Je crois que dans toutes les enquêtes, je dois conserver un esprit ouvert, suivre toutes les pistes et rechercher toujours la vérité.

Je crois que je dois maintenir l’intégrité des enquêtes, veiller à ce qu’elles soient minutieuses, complètes, et menées de façon sensible et sans retard.

Je crois que toutes les enquêtes doivent être indépendantes et guidées par des règles et politiques établies, à la fois à l’interne et à l’externe.

Je crois que je dois faire abstraction de mes préjugés personnels pendant mes enquêtes.
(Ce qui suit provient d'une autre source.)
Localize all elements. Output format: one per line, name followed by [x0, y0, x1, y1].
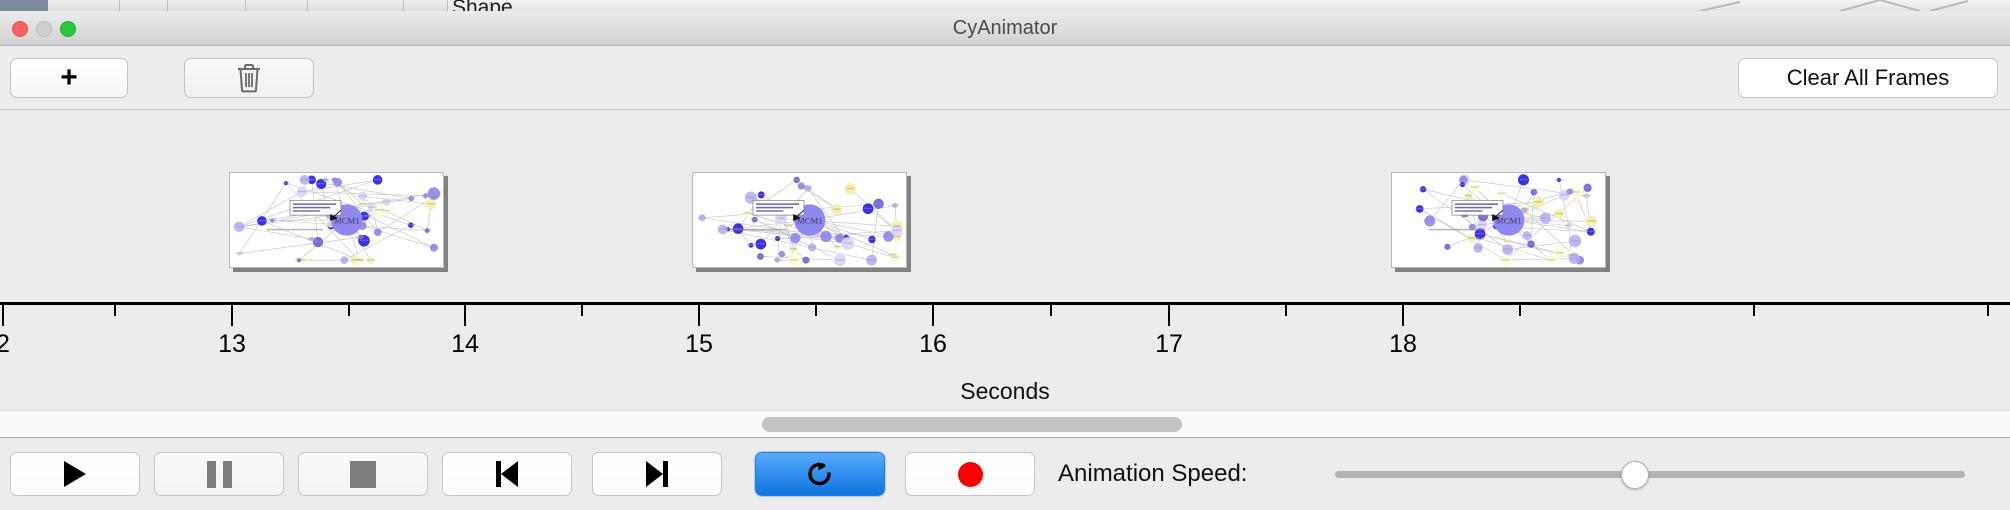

Je crois que les plaignants, les membres de leur famille et les agents impliqués doivent être traités, de façon équitable, respectueuse et sensible parce qu’ils ont vécu une expérience très éprouvante.

Je crois que, dans la mesure du possible, je dois tenir le service de police concerné, les agents impliqués et toutes les autres personnes concernées par mes enquêtes informés de ce que je fais et pourquoi, pour autant que cela ne compromet pas l’intégrité de mes enquêtes ou mon serment en tant qu’agent de la paix et que fonctionnaire.

Je crois que mes fonctions exigent que je fasse tout ce qui est en mon pouvoir pour améliorer la relation de travail entre l’UES, les services de police de l’Ontario et la population de l’Ontario.

Je crois qu’il est important de continuer à développer mes compétences et mon expertise en tant qu’enquêteur professionnel et à excéder les normes communautaires de morale et d’éthique.

Je crois que j’ai l’obligation de rendre compte de mes actions à mes collègues, à mes chefs et à la collectivité diversifiée de la province de l’Ontario.

Je crois que j’ai l’obligation de respecter les croyances ethniques, culturelles et religieuses de toutes les personnes touchées par mes enquêtes et d’honorer ces croyances ethniques, culturelles et religieuses dans la mesure où elles ne compromettent pas l’intégrité de mon enquête.

Je crois qu’il est important que j’avise le directeur de tout refus de coopération à mes enquêtes de la part de services et d’agents de police, et que je lui fournisse tous les détails pertinents à ce sujet. De même, je crois qu’il est aussi important d’aviser le directeur lorsque des services et agents de police coopèrent sans réserve à mes enquêtes.

Je crois qu’il est de mon devoir de faire ce qui est juste, même dans les cas où aucune loi ou règle ne me l’impose explicitement.